Here at Steps on Broadway we mostly cater to the performers—to those who have performed, and to those just embarking on their careers. But look around, those are not the only dancers in the room. We have many adults trying out dance for the first time and we have many older adults, who are regulars, dancing everyday without any goal of a performance career—[and clearly without a background in dance.]
I am interested in this particular group of dancers; the group that is outside the performance realm. People refer to this group as “hobby” dancers, or those who use dance as exercise. This group is actually quite smart, as research shows that dance goes beyond the Tendu. Dance has benefits that far outweigh the producer’s accolades and a name on the marquee.
A 21 year study led by Albert Einstein College of Medicine in New York City objectively measured mental acuity and rates of dementia, including Alzheimer’s disease. They studied cognitive activities ranging from reading, writing, crossword puzzles, and playing cards and also studied physical activities like playing tennis, swimming, walking, bicycling, and dancing. Almost none of the physical activities appeared to offer any protection against Dementia—yet, one important exception remained… frequent dancing. This, coming in at 76%, was the greatest risk reduction of any activity studied—cognitive and physical.

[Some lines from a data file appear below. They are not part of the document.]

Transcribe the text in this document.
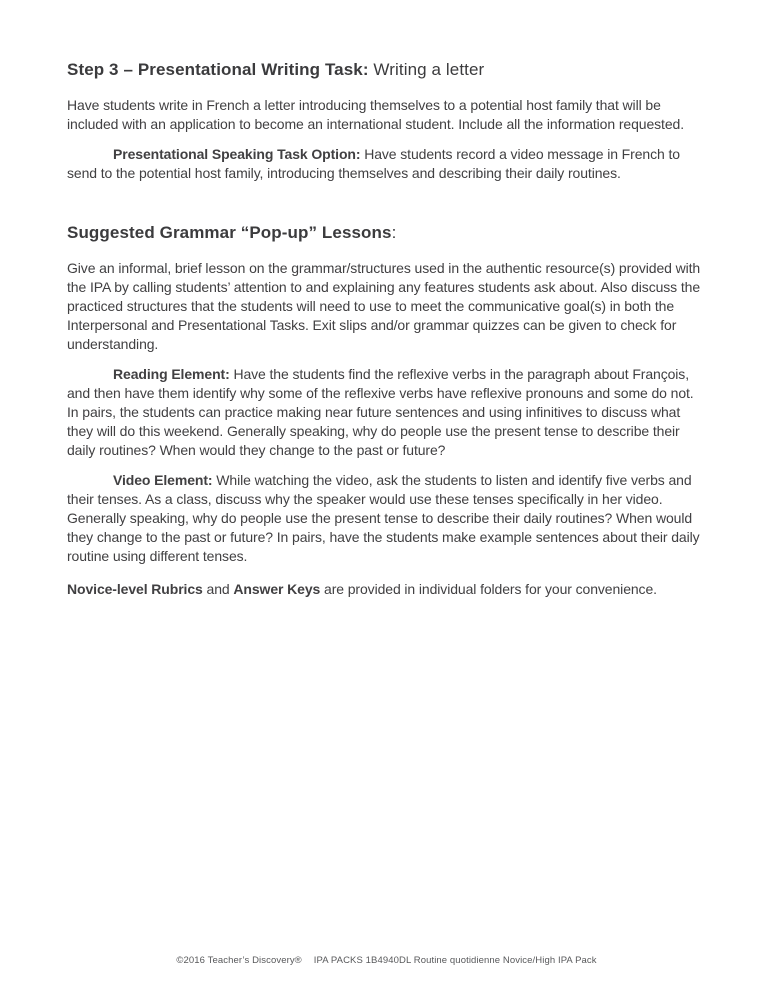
Step 3 – Presentational Writing Task: Writing a letter

Have students write in French a letter introducing themselves to a potential host family that will be included with an application to become an international student. Include all the information requested.

Presentational Speaking Task Option: Have students record a video message in French to send to the potential host family, introducing themselves and describing their daily routines.

Suggested Grammar “Pop-up” Lessons:

Give an informal, brief lesson on the grammar/structures used in the authentic resource(s) provided with the IPA by calling students’ attention to and explaining any features students ask about. Also discuss the practiced structures that the students will need to use to meet the communicative goal(s) in both the Interpersonal and Presentational Tasks. Exit slips and/or grammar quizzes can be given to check for understanding.

Reading Element: Have the students find the reflexive verbs in the paragraph about François, and then have them identify why some of the reflexive verbs have reflexive pronouns and some do not. In pairs, the students can practice making near future sentences and using infinitives to discuss what they will do this weekend. Generally speaking, why do people use the present tense to describe their daily routines? When would they change to the past or future?

Video Element: While watching the video, ask the students to listen and identify five verbs and their tenses. As a class, discuss why the speaker would use these tenses specifically in her video. Generally speaking, why do people use the present tense to describe their daily routines? When would they change to the past or future? In pairs, have the students make example sentences about their daily routine using different tenses.

Novice-level Rubrics and Answer Keys are provided in individual folders for your convenience.

©2016 Teacher’s Discovery® IPA PACKS 1B4940DL Routine quotidienne Novice/High IPA Pack
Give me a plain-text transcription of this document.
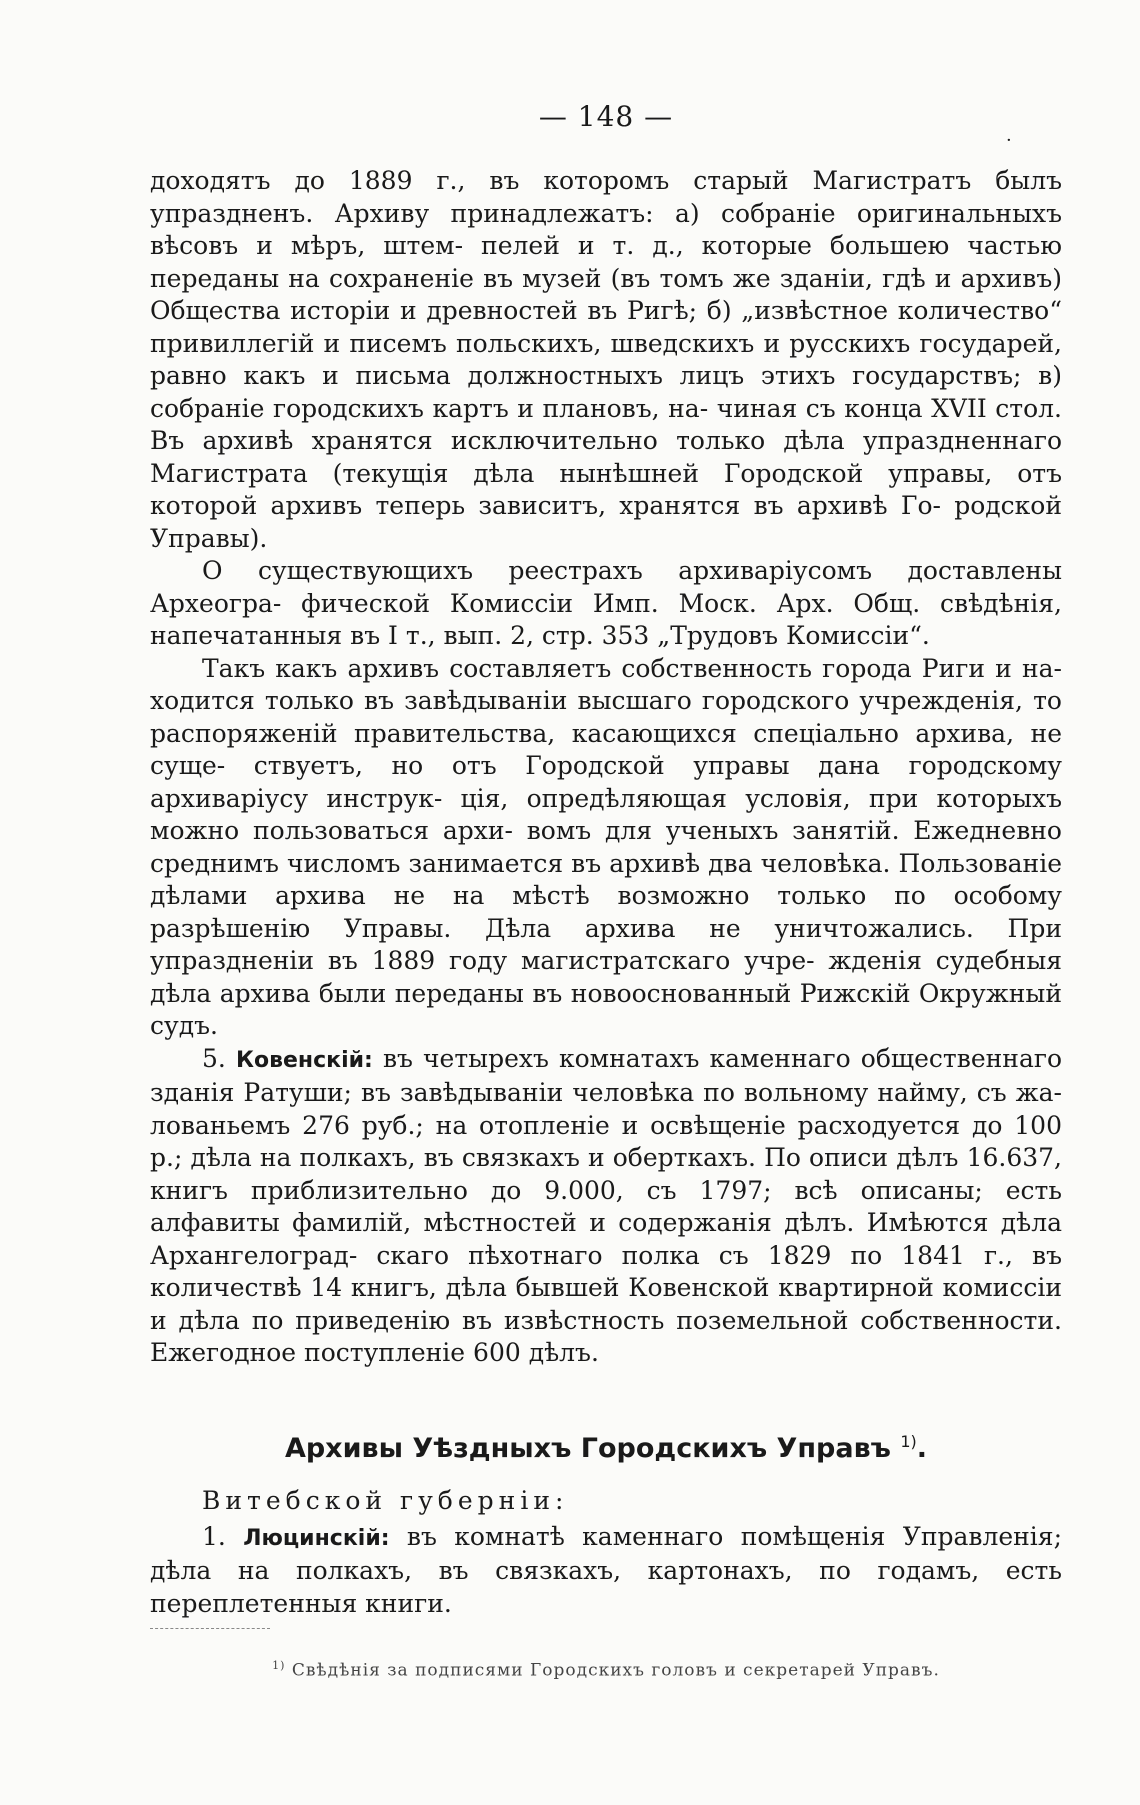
·
— 148 —

доходятъ до 1889 г., въ которомъ старый Магистратъ былъ упраздненъ. Архиву принадлежатъ: а) собраніе оригинальныхъ вѣсовъ и мѣръ, штем- пелей и т. д., которые большею частью переданы на сохраненіе въ музей (въ томъ же зданіи, гдѣ и архивъ) Общества исторіи и древностей въ Ригѣ; б) „извѣстное количество“ привиллегій и писемъ польскихъ, шведскихъ и русскихъ государей, равно какъ и письма должностныхъ лицъ этихъ государствъ; в) собраніе городскихъ картъ и плановъ, на- чиная съ конца XVII стол. Въ архивѣ хранятся исключительно только дѣла упраздненнаго Магистрата (текущія дѣла нынѣшней Городской управы, отъ которой архивъ теперь зависитъ, хранятся въ архивѣ Го- родской Управы).

О существующихъ реестрахъ архиваріусомъ доставлены Археогра- фической Комиссіи Имп. Моск. Арх. Общ. свѣдѣнія, напечатанныя въ I т., вып. 2, стр. 353 „Трудовъ Комиссіи“.

Такъ какъ архивъ составляетъ собственность города Риги и на- ходится только въ завѣдываніи высшаго городского учрежденія, то распоряженій правительства, касающихся спеціально архива, не суще- ствуетъ, но отъ Городской управы дана городскому архиваріусу инструк- ція, опредѣляющая условія, при которыхъ можно пользоваться архи- вомъ для ученыхъ занятій. Ежедневно среднимъ числомъ занимается въ архивѣ два человѣка. Пользованіе дѣлами архива не на мѣстѣ возможно только по особому разрѣшенію Управы. Дѣла архива не уничтожались. При упраздненіи въ 1889 году магистратскаго учре- жденія судебныя дѣла архива были переданы въ новооснованный Рижскій Окружный судъ.

5. Ковенскій: въ четырехъ комнатахъ каменнаго общественнаго зданія Ратуши; въ завѣдываніи человѣка по вольному найму, съ жа- лованьемъ 276 руб.; на отопленіе и освѣщеніе расходуется до 100 р.; дѣла на полкахъ, въ связкахъ и оберткахъ. По описи дѣлъ 16.637, книгъ приблизительно до 9.000, съ 1797; всѣ описаны; есть алфавиты фамилій, мѣстностей и содержанія дѣлъ. Имѣются дѣла Архангелоград- скаго пѣхотнаго полка съ 1829 по 1841 г., въ количествѣ 14 книгъ, дѣла бывшей Ковенской квартирной комиссіи и дѣла по приведенію въ извѣстность поземельной собственности. Ежегодное поступленіе 600 дѣлъ.

Архивы Уѣздныхъ Городскихъ Управъ $^{1)}$.
Витебской губерніи:

1. Люцинскій: въ комнатѣ каменнаго помѣщенія Управленія; дѣла на полкахъ, въ связкахъ, картонахъ, по годамъ, есть переплетенныя книги.

$^{1)}$ Свѣдѣнія за подписями Городскихъ головъ и секретарей Управъ.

Now, though tempting, I won’t rant on the fact that the scientists categorized dance as “physical” when we all know it is both cognitive and physical. Perhaps it is this overlap in the mind/body connection that breeds progress and provides a barrier against our minds deterioration.

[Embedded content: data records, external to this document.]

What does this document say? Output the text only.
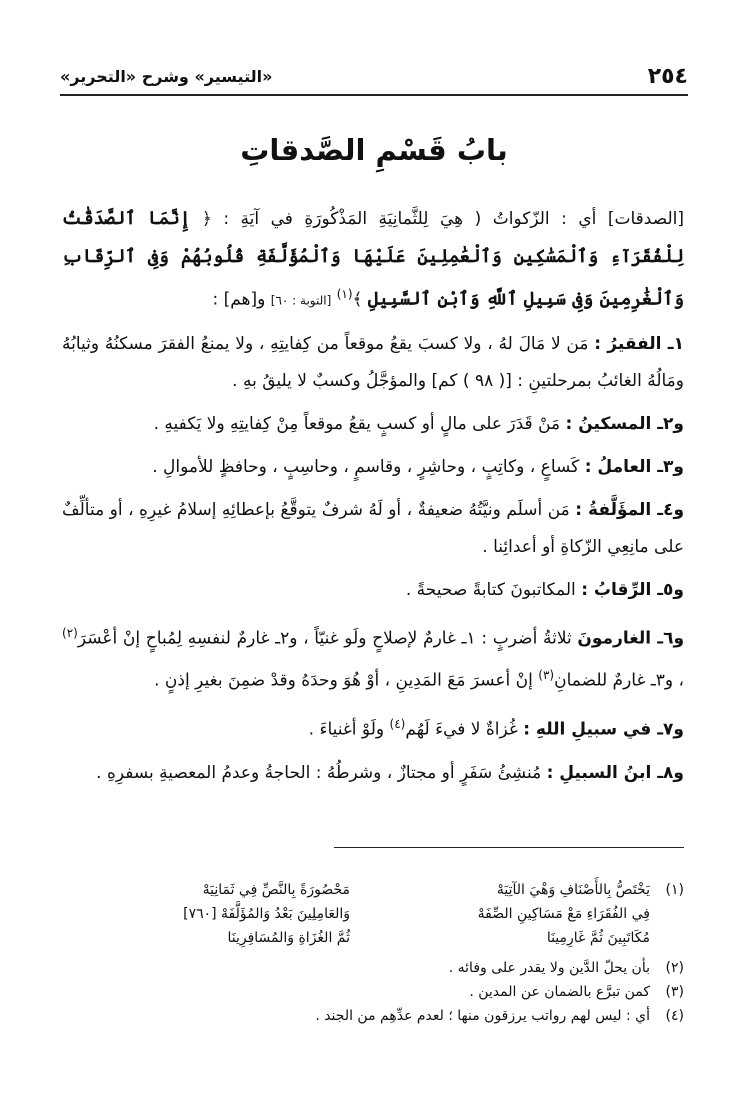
٢٥٤
«التيسير» وشرح «التحرير»
بابُ قَسْمِ الصَّدقاتِ

[الصدقات] أي : الزّكواتُ ( هِيَ لِلثَّمانِيَةِ المَذْكُورَةِ في آيَةِ : ﴿ إِنَّمَا ٱلصَّدَقَٰتُ لِلْفُقَرَآءِ وَٱلْمَسَٰكِينِ وَٱلْعَٰمِلِينَ عَلَيْهَا وَٱلْمُؤَلَّفَةِ قُلُوبُهُمْ وَفِى ٱلرِّقَابِ وَٱلْغَٰرِمِينَ وَفِى سَبِيلِ ٱللَّهِ وَٱبْنِ ٱلسَّبِيلِ ﴾$^{(١)}$ [التوبة : ٦٠] و[هم] :

١ـ الفقيرُ : مَن لا مَالَ لهُ ، ولا كسبَ يقعُ موقعاً من كِفايتِهِ ، ولا يمنعُ الفقرَ مسكنُهُ وثيابُهُ ومَالُهُ الغائبُ بمرحلتينِ : [( ٩٨ ) كم] والمؤجَّلُ وكسبٌ لا يليقُ بهِ .

و٢ـ المسكينُ : مَنْ قَدَرَ على مالٍ أو كسبٍ يقعُ موقعاً مِنْ كِفايتِهِ ولا يَكفيهِ .

و٣ـ العاملُ : كَساعٍ ، وكاتِبٍ ، وحاشِرٍ ، وقاسمٍ ، وحاسِبٍ ، وحافظٍ للأموالِ .

و٤ـ المؤَلَّفةُ : مَن أسلَم ونيَّتُهُ ضعيفةٌ ، أو لَهُ شرفٌ يتوقَّعُ بإعطائِهِ إسلامُ غيرِهِ ، أو متألِّفٌ على مانِعِي الزّكاةِ أو أعدائِنا .

و٥ـ الرِّقابُ : المكاتبونَ كتابةً صحيحةً .

و٦ـ الغارمونَ ثلاثةُ أضربٍ : ١ـ غارمٌ لإصلاحٍ ولَو غنيّاً ، و٢ـ غارمٌ لنفسِهِ لِمُباحٍ إنْ أعْسَرَ$^{(٢)}$ ، و٣ـ غارمٌ للضمانِ$^{(٣)}$ إنْ أعسرَ مَعَ المَدِينِ ، أوْ هُوَ وحدَهُ وقدْ ضمِنَ بغيرِ إذنٍ .

و٧ـ في سبيلِ اللهِ : غُزاةٌ لا فيءَ لَهُم$^{(٤)}$ ولَوْ أغنياءَ .

و٨ـ ابنُ السبيلِ : مُنشِئُ سَفَرٍ أو مجتازٌ ، وشرطُهُ : الحاجةُ وعدمُ المعصيةِ بسفرِهِ .

(١)
يَخْتَصُّ بِالأَصْنَافِ وَهْيَ الآتِيَهْ
فِي الفُقَرَاءِ مَعْ مَسَاكِينِ الصِّفَهْ
مُكَاتَبِينَ ثُمَّ غَارِمِينَا
مَحْصُورَةً بِالنَّصِّ فِي ثَمَانِيَهْ
وَالعَامِلِينَ بَعْدُ وَالمُؤَلَّفَهْ [٧٦٠]
ثُمَّ الغُزَاةِ وَالمُسَافِرِينَا
(٢)
بأن يحلّ الدَّين ولا يقدر على وفائه .
(٣)
كمن تبرَّع بالضمان عن المدين .
(٤)
أي : ليس لهم رواتب يرزقون منها ؛ لعدم عدِّهِم من الجند .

Other spheres of society are also picking up on the “dance fever”. With organizations such as Dance for PD in full swing, and conversations intensifying about kinetic engagement in education, I can’t help but feel that dance is on the rise.

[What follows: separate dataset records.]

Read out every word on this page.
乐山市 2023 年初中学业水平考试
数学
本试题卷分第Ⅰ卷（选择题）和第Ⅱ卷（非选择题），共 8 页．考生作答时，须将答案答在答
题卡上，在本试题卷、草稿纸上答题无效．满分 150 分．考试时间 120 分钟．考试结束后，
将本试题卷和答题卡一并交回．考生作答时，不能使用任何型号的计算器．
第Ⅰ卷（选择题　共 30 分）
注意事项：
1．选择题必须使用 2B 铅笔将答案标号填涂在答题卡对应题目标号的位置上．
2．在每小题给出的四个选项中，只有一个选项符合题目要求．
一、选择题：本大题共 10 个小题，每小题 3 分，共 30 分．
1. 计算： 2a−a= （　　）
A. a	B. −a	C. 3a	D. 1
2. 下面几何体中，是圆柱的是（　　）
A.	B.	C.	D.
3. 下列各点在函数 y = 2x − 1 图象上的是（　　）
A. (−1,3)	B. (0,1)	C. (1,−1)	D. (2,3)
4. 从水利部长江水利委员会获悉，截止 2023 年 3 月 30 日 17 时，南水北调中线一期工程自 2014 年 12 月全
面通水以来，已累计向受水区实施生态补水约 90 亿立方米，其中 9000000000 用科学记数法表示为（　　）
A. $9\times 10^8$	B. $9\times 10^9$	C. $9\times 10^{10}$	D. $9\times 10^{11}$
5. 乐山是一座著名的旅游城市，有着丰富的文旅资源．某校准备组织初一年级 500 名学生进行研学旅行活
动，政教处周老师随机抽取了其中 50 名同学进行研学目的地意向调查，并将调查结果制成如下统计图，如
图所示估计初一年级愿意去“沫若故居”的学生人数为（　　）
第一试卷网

I don’t know about you, but as both performer and human—I am excited that I fell in love with a pastime and profession that moves beyond the stage and has the ability to influence healthcare and education. Dance, though often categorized as “cultural”, as a luxury instead of a necessity, and as fine art to be had and to be funded when times are good—has moved outside of confinement. Open your eyes to the wild version of dance. To dance as art form, dance as therapy, dance as pedagogy.
Dance beyond the tendu can reach more than ticketed audiences. It can reach the older adults holding on to his or her mind by a thread, and it can reach the ADHD child who cannot learn by sitting still and putting pen to paper.
Dream big dancers, both for you and society. And yes—also go for your name on the marquee.